Davone is the brain-child of Paul Schenkel MSc. With a deep passion for music and industrial design, Paul set out to design and produce loudspeakers that make all your favorite music sound more beautiful. Including those old, but great musical recordings. With our 60 square meter acoustically treated listening space, called Værløse Studio, speaker development evolves with each product release. Together with the latest technology in 3D CAD design, we are committed to release many more exciting loudspeakers in the coming years.


The Grande being a cost-no-object loudspeaker, is an audiohile dream to develop. The new beryllium dome tweeter quickly revealed it's quality and in the diffraction free Grande cabinet, it comes to it's full potential. Probably too many listening hours were used to develop the new cross over. Beryllium can be very addictive to listen to. Just close your eyes and let yourself emerse in the music.


A small wood model was missing in the product line, but we did not want to make it small sound wise. So after some initial testing we decided to use a 7" woofer. Together with the high quality tweeter, the Studio became a powerful high performance speaker, hence the name Studio. And just like Mojo we designed a dedicated stand to enable the Studio's full potential.


The Vaerlæse Studio enabled a higher level of sound quality refinement. Countless listening hours led to the Grande, Ray and Tulip VS (A) upgrades. Learnings from each model flowing into the other. Also, with the VS series, the sound signature has become more consistent throughout the product line.


In the new facility we were able to set up a dedicated listening space. And because the company is located in Vaerløse, a small town north of Copenhagen, the studio is called Vaerløse Studio. This was ideal for developing the new Solo, which represented the next step in Davone sound quality.


With a basic product line in place, it was time to add colours (to the Tulip at first) and finally launch the long overdue stand for the Mojo. And again we had to move to a larger faility to accomodate the production.


The Tulip had its introduction at the Munich show 2014. With it's small statue and full sound, it quickly becomes a public favorite.

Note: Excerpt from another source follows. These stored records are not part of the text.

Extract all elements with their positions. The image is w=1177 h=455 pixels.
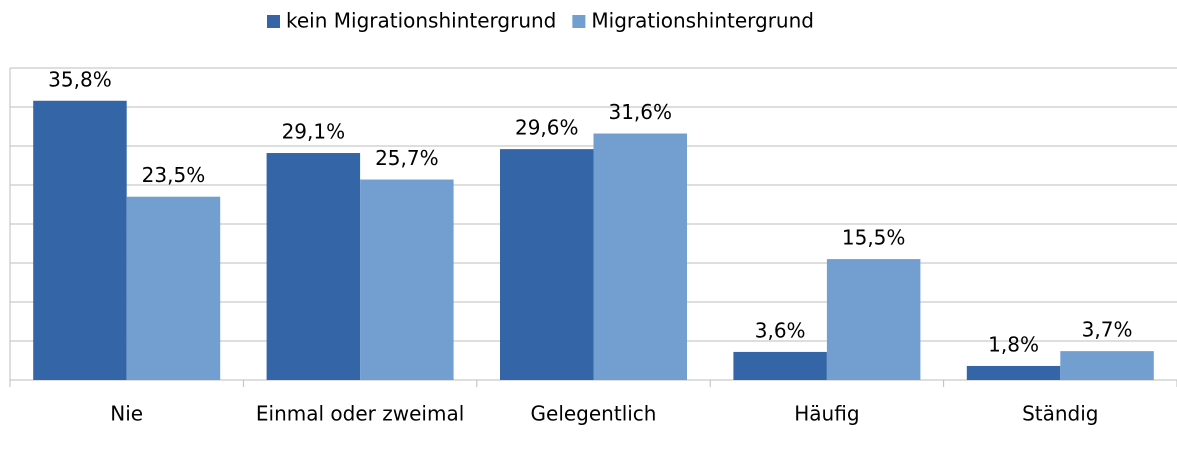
- data-label: 35,8%: [48, 67, 112, 91]
- x-tick-label: Ständig: [1022, 402, 1098, 426]
- bar: [593, 133, 687, 380]
- x-tick-label: Einmal oder zweimal: [256, 402, 464, 426]
- data-label: 29,6%: [515, 116, 579, 140]
- data-label: 29,1%: [282, 120, 346, 144]
- data-label: 23,5%: [142, 163, 206, 187]
- bar: [126, 196, 221, 380]
- bar: [1060, 351, 1154, 380]
- bar: [966, 365, 1061, 380]
- x-tick-label: Häufig: [794, 402, 859, 426]
- bar: [33, 100, 127, 380]
- data-label: 31,6%: [608, 100, 672, 124]
- data-label: 1,8%: [988, 332, 1039, 356]
- x-tick-label: Gelegentlich: [531, 402, 657, 426]
- bar: [733, 351, 827, 380]
- legend-label: Migrationshintergrund: [591, 9, 814, 33]
- legend-label: kein Migrationshintergrund: [286, 9, 556, 33]
- data-label: 3,6%: [755, 318, 806, 342]
- legend-swatch: [267, 15, 280, 28]
- data-label: 3,7%: [1082, 318, 1133, 342]
- x-tick-label: Nie: [110, 402, 143, 426]
- bar: [500, 149, 594, 380]
- data-label: 15,5%: [842, 226, 906, 250]
- bar: [360, 179, 454, 380]
- bar: [826, 259, 921, 380]
- bar: [266, 153, 361, 380]
- data-label: 25,7%: [375, 146, 439, 170]
- legend-swatch: [572, 15, 586, 28]
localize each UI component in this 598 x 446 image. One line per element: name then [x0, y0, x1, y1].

With three years under it's belt, it was time to update the Ray with the technology from Riva and Grande. The result was the Ray-S. Same on the outside, refreshed on the inside.

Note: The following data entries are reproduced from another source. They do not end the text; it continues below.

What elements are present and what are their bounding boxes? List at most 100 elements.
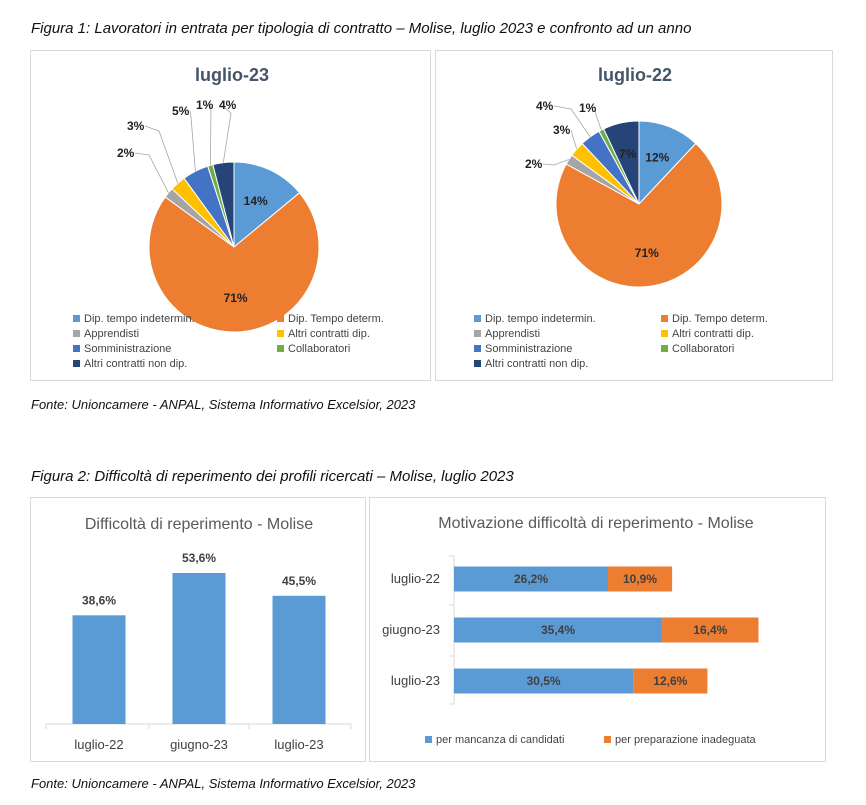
- hbar-label-per-preparazione-inadeguata-luglio-23: 12,6%: [653, 674, 687, 688]
- legend-swatch-apprendisti: [474, 330, 481, 337]
- hbar-per-mancanza-di-candidati-luglio-23: [454, 668, 634, 694]
- pie-leader-altri-contratti-dip: [570, 129, 578, 150]
- bar-panel-difficolta: Difficoltà di reperimento - Molise 38,6% l…: [30, 497, 366, 762]
- figure2-source: Fonte: Unioncamere - ANPAL, Sistema Info…: [31, 776, 416, 791]
- legend-swatch-altri-contratti-dip: [661, 330, 668, 337]
- bar-luglio-23: [272, 595, 326, 724]
- hbar-label-per-preparazione-inadeguata-luglio-22: 10,9%: [623, 572, 657, 586]
- legend-swatch-collaboratori: [277, 345, 284, 352]
- pie-label-altri-contratti-dip: 3%: [127, 119, 145, 133]
- pie-label-altri-contratti-dip: 3%: [553, 123, 571, 137]
- pie-label-dip-tempo-indetermin: 12%: [645, 151, 669, 165]
- legend-label-altri-contratti-dip: Altri contratti dip.: [288, 328, 370, 340]
- pie-leader-somministrazione: [189, 110, 196, 172]
- legend-swatch-somministrazione: [474, 345, 481, 352]
- legend-label-collaboratori: Collaboratori: [288, 343, 350, 355]
- pie-label-somministrazione: 5%: [172, 104, 190, 118]
- legend-label-apprendisti: Apprendisti: [84, 328, 139, 340]
- legend-label-per-preparazione-inadeguata: per preparazione inadeguata: [615, 734, 757, 746]
- pie-label-collaboratori: 1%: [196, 98, 214, 112]
- figure1-caption: Figura 1: Lavoratori in entrata per tipo…: [31, 20, 692, 37]
- legend-label-apprendisti: Apprendisti: [485, 328, 540, 340]
- hbar-chart-title: Motivazione difficoltà di reperimento - …: [438, 515, 754, 532]
- pie-leader-collaboratori: [594, 107, 602, 131]
- legend-swatch-dip-tempo-indetermin: [73, 315, 80, 322]
- pie-chart-luglio-23: luglio-23 14% 71% 2% 3% 5% 1% 4% Dip. tempo inde…: [73, 65, 384, 370]
- bar-label-luglio-23: 45,5%: [282, 574, 316, 588]
- legend-swatch-dip-tempo-determ: [277, 315, 284, 322]
- pie-chart-luglio-22: luglio-22 12% 71% 2% 3% 4% 1% 7% Dip. tempo inde…: [474, 65, 768, 370]
- legend-swatch-somministrazione: [73, 345, 80, 352]
- pie-panel-luglio-22: luglio-22 12% 71% 2% 3% 4% 1% 7% Dip. tempo inde…: [435, 50, 833, 381]
- hbar-label-per-mancanza-di-candidati-luglio-22: 26,2%: [514, 572, 548, 586]
- pie-slice-dip-tempo-determ: [555, 142, 723, 288]
- pie-label-altri-contratti-non-dip: 4%: [219, 98, 237, 112]
- bar-chart-difficolta: Difficoltà di reperimento - Molise 38,6% l…: [45, 516, 352, 752]
- legend-label-altri-contratti-non-dip: Altri contratti non dip.: [84, 358, 187, 370]
- hbar-chart-motivazione: Motivazione difficoltà di reperimento - …: [382, 515, 759, 746]
- pie-panel-luglio-23: luglio-23 14% 71% 2% 3% 5% 1% 4% Dip. tempo inde…: [30, 50, 431, 381]
- legend-swatch-altri-contratti-non-dip: [73, 360, 80, 367]
- pie-label-apprendisti: 2%: [117, 146, 135, 160]
- pie-title: luglio-23: [195, 65, 269, 85]
- legend-swatch-altri-contratti-non-dip: [474, 360, 481, 367]
- pie-leader-altri-contratti-dip: [144, 125, 179, 184]
- legend-label-dip-tempo-indetermin: Dip. tempo indetermin.: [84, 313, 195, 325]
- legend-swatch-altri-contratti-dip: [277, 330, 284, 337]
- x-tick-luglio-22: luglio-22: [74, 737, 123, 752]
- pie-slice-dip-tempo-determ: [148, 192, 320, 333]
- pie-slice-dip-tempo-indetermin: [233, 161, 301, 249]
- pie-label-collaboratori: 1%: [579, 101, 597, 115]
- pie-leader-collaboratori: [209, 104, 212, 166]
- hbar-label-per-preparazione-inadeguata-giugno-23: 16,4%: [693, 623, 727, 637]
- legend-swatch-apprendisti: [73, 330, 80, 337]
- pie-leader-apprendisti: [134, 152, 169, 193]
- hbar-per-preparazione-inadeguata-giugno-23: [662, 617, 759, 643]
- legend-swatch-dip-tempo-determ: [661, 315, 668, 322]
- y-tick-giugno-23: giugno-23: [382, 622, 440, 637]
- legend-label-somministrazione: Somministrazione: [84, 343, 171, 355]
- y-tick-luglio-23: luglio-23: [391, 673, 440, 688]
- hbar-label-per-mancanza-di-candidati-luglio-23: 30,5%: [527, 674, 561, 688]
- legend-swatch-per-mancanza-di-candidati: [425, 736, 432, 743]
- legend-swatch-per-preparazione-inadeguata: [604, 736, 611, 743]
- hbar-per-preparazione-inadeguata-luglio-22: [608, 566, 673, 592]
- pie-label-apprendisti: 2%: [525, 157, 543, 171]
- legend-label-dip-tempo-determ: Dip. Tempo determ.: [672, 313, 768, 325]
- pie-leader-altri-contratti-non-dip: [220, 104, 232, 163]
- pie-label-somministrazione: 4%: [536, 99, 554, 113]
- hbar-per-mancanza-di-candidati-luglio-22: [454, 566, 608, 592]
- bar-luglio-22: [72, 615, 126, 724]
- pie-label-altri-contratti-non-dip: 7%: [619, 147, 637, 161]
- hbar-per-preparazione-inadeguata-luglio-23: [633, 668, 708, 694]
- pie-leader-apprendisti: [542, 159, 570, 166]
- hbar-label-per-mancanza-di-candidati-giugno-23: 35,4%: [541, 623, 575, 637]
- figure1-source: Fonte: Unioncamere - ANPAL, Sistema Info…: [31, 397, 416, 412]
- bar-label-giugno-23: 53,6%: [182, 551, 216, 565]
- bar-chart-title: Difficoltà di reperimento - Molise: [85, 516, 313, 533]
- hbar-panel-motivazione: Motivazione difficoltà di reperimento - …: [369, 497, 826, 762]
- pie-leader-somministrazione: [553, 105, 591, 138]
- legend-label-altri-contratti-non-dip: Altri contratti non dip.: [485, 358, 588, 370]
- pie-slice-dip-tempo-indetermin: [638, 120, 697, 206]
- bar-label-luglio-22: 38,6%: [82, 593, 116, 607]
- legend-swatch-dip-tempo-indetermin: [474, 315, 481, 322]
- legend-swatch-collaboratori: [661, 345, 668, 352]
- pie-slice-altri-contratti-non-dip: [602, 120, 640, 205]
- figure2-caption: Figura 2: Difficoltà di reperimento dei …: [31, 468, 514, 485]
- x-tick-giugno-23: giugno-23: [170, 737, 228, 752]
- legend-label-collaboratori: Collaboratori: [672, 343, 734, 355]
- y-tick-luglio-22: luglio-22: [391, 571, 440, 586]
- legend-label-dip-tempo-determ: Dip. Tempo determ.: [288, 313, 384, 325]
- hbar-per-mancanza-di-candidati-giugno-23: [454, 617, 663, 643]
- pie-label-dip-tempo-determ: 71%: [635, 246, 659, 260]
- pie-label-dip-tempo-indetermin: 14%: [244, 194, 268, 208]
- pie-label-dip-tempo-determ: 71%: [224, 291, 248, 305]
- bar-giugno-23: [172, 573, 226, 724]
- legend-label-somministrazione: Somministrazione: [485, 343, 572, 355]
- pie-title: luglio-22: [598, 65, 672, 85]
- legend-label-per-mancanza-di-candidati: per mancanza di candidati: [436, 734, 564, 746]
- legend-label-dip-tempo-indetermin: Dip. tempo indetermin.: [485, 313, 596, 325]
- x-tick-luglio-23: luglio-23: [274, 737, 323, 752]
- legend-label-altri-contratti-dip: Altri contratti dip.: [672, 328, 754, 340]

With Grande just off our plate, we quickly set out to develop an easy-to-position floorstander, called Riva. It is no coincidence that both cabinet construction and acoustic concept are very similar to Grande. From the start it was praised for its open and authoritative sound. At the same time we moved to a larger faility to accomodate the production off the now 4 models.

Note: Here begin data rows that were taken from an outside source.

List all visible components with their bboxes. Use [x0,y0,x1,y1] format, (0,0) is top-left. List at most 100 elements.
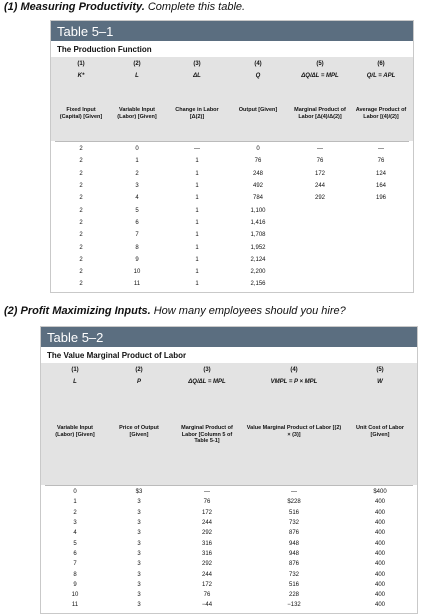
column-description: Marginal Product of Labor [Δ(4)/Δ(2)] [294,107,346,120]
table-cell: 172 [201,509,212,516]
table-cell: 292 [201,561,212,568]
table-cell: 3 [137,520,141,527]
column-symbol: ΔQ/ΔL = MPL [188,379,226,385]
table-cell: 1,952 [250,244,266,251]
table-cell: 292 [314,195,325,202]
column-description: Change in Labor [Δ(2)] [175,107,219,120]
column-header: (5) ΔQ/ΔL = MPL Marginal Product of Labor … [289,59,351,139]
table-cell: 1 [195,269,199,276]
table-cell: 2 [79,207,83,214]
table-cell: 400 [374,540,385,547]
table-1-column-headers: (1) K* Fixed Input (Capital) [Given] (2) L Va… [55,59,411,139]
column-symbol: P [136,379,141,385]
table-cell: 8 [73,571,77,578]
table-cell: 10 [71,592,79,599]
table-cell: 2 [79,232,83,239]
table-cell: 316 [201,540,212,547]
table-cell: 228 [288,592,299,599]
column-symbol: Q/L = APL [366,73,396,79]
table-cell: 400 [374,561,385,568]
table-cell: 2,156 [250,281,266,288]
table-cell: 1 [135,158,139,165]
table-cell: 1 [195,244,199,251]
table-row: 2 3 1 492 244 164 [55,180,413,192]
table-cell: 2 [79,183,83,190]
table-cell: 3 [137,509,141,516]
question-2: (2) Profit Maximizing Inputs. How many e… [4,305,346,317]
table-row: 2 5 1 1,100 [55,204,413,216]
table-cell: — [194,146,200,153]
column-symbol: VMPL = P × MPL [270,379,318,385]
table-cell: 7 [135,232,139,239]
table-1-head: Table 5–1 [51,21,413,41]
table-cell: 2,124 [250,256,266,263]
table-cell: 196 [375,195,386,202]
table-cell: 1 [195,207,199,214]
table-cell: 2 [79,269,83,276]
column-header: (2) P Price of Output [Given] [105,365,173,483]
table-cell: 2 [79,195,83,202]
table-cell: 400 [374,520,385,527]
column-number: (2) [133,61,141,67]
table-cell: 1 [73,499,77,506]
table-cell: 3 [137,592,141,599]
table-cell: 732 [288,520,299,527]
table-cell: 400 [374,509,385,516]
column-description: Marginal Product of Labor [Column 5 of T… [181,425,233,444]
table-cell: 1 [195,183,199,190]
column-header: (3) ΔL Change in Labor [Δ(2)] [167,59,227,139]
table-cell: 400 [374,581,385,588]
column-description: Unit Cost of Labor [Given] [356,425,404,438]
table-cell: 11 [71,602,79,609]
table-row: 2 9 1 2,124 [55,254,413,266]
table-cell: 516 [288,581,299,588]
table-cell: 244 [201,520,212,527]
column-symbol: K* [77,73,85,79]
table-cell: 5 [73,540,77,547]
table-cell: 3 [137,581,141,588]
table-row: 9 3 172 516 400 [45,580,417,590]
table-cell: 1 [195,256,199,263]
table-cell: 9 [135,256,139,263]
table-cell: 76 [254,158,262,165]
table-cell: 7 [73,561,77,568]
column-header: (3) ΔQ/ΔL = MPL Marginal Product of Labor … [173,365,241,483]
table-cell: 2 [79,256,83,263]
table-cell: 76 [203,592,211,599]
column-symbol: ΔQ/ΔL = MPL [301,73,339,79]
table-cell: 172 [314,170,325,177]
table-row: 0 $3 — — $400 [45,487,417,497]
column-description: Fixed Input (Capital) [Given] [59,107,103,120]
table-2-header-rule [45,485,413,486]
table-2-column-headers: (1) L Variable Input (Labor) [Given] (2) P Pr… [45,365,413,483]
production-function-table: Table 5–1 The Production Function (1) K* F… [50,20,414,293]
column-description: Variable Input (Labor) [Given] [117,107,157,120]
table-cell: 2 [79,158,83,165]
question-1: (1) Measuring Productivity. Complete thi… [4,1,245,13]
table-row: 2 3 172 516 400 [45,508,417,518]
table-cell: 732 [288,571,299,578]
column-description: Average Product of Labor [(4)/(2)] [355,107,407,120]
table-row: 11 3 −44 −132 400 [45,600,417,610]
table-cell: 1 [195,158,199,165]
table-cell: 3 [137,540,141,547]
table-cell: $228 [287,499,301,506]
table-cell: — [317,146,323,153]
table-2-head: Table 5–2 [41,327,417,347]
table-cell: 516 [288,509,299,516]
table-cell: 9 [73,581,77,588]
table-cell: 316 [201,550,212,557]
column-header: (6) Q/L = APL Average Product of Labor [(4… [351,59,411,139]
table-cell: 2 [79,219,83,226]
table-cell: 400 [374,592,385,599]
table-row: 2 4 1 784 292 196 [55,192,413,204]
table-row: 2 2 1 248 172 124 [55,168,413,180]
table-cell: 1 [195,232,199,239]
table-cell: 3 [137,571,141,578]
table-2-subtitle: The Value Marginal Product of Labor [47,351,187,360]
table-cell: 3 [73,520,77,527]
table-cell: 3 [135,183,139,190]
table-row: 8 3 244 732 400 [45,569,417,579]
column-number: (4) [290,367,298,373]
table-cell: 2 [79,244,83,251]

The public welcomes the Grande, the new flagship whose cabinet is reminiscent of a luxureous lounge chair and is the result of a painstaking 2-year-project. With its state of the art acoustics Grande impresses and quickly finds it first owners.


Though it was planned to introduce a flagship model next, due to its complexity this product took more time to develop than anticipated. So out came Mojo first. This compact omni directional loudspeaker caused a buzz on the hallways at the CES introduction at january 2012. It has been a favourite for anyone looking for big sound from small speaker since.


How to follow the success of the Rithm design? The pressure was on. After a long development period, Ray was introduced in June 2010. Following the coaxial tradition of Rithm, it got an immediate following. And judging from the massive press interest, Davone was on the right track.


The 20th of August 2006, Davone becomes a company. Production, though limited to the different evolutions of the Rithm, commences in a small workshop in Hillerød, about 30 km north of Copenhagen. Actual sales starts in December 2007. The Rithm design was an immediate success and the coaxial driver was able to equally impress.


While working among other as an acoustic researcher during the day, in spare time the desire to build the Rithm loudspeaker never faded. But not before meeting Klavs Bro Olesen, a highly skilled church organ designer, became the first Rithm prototype a reality. From here on Klavs is a permanent member of the Davone think tank.


Already in 1997 the first product, later to be called Rithm, was born on paper.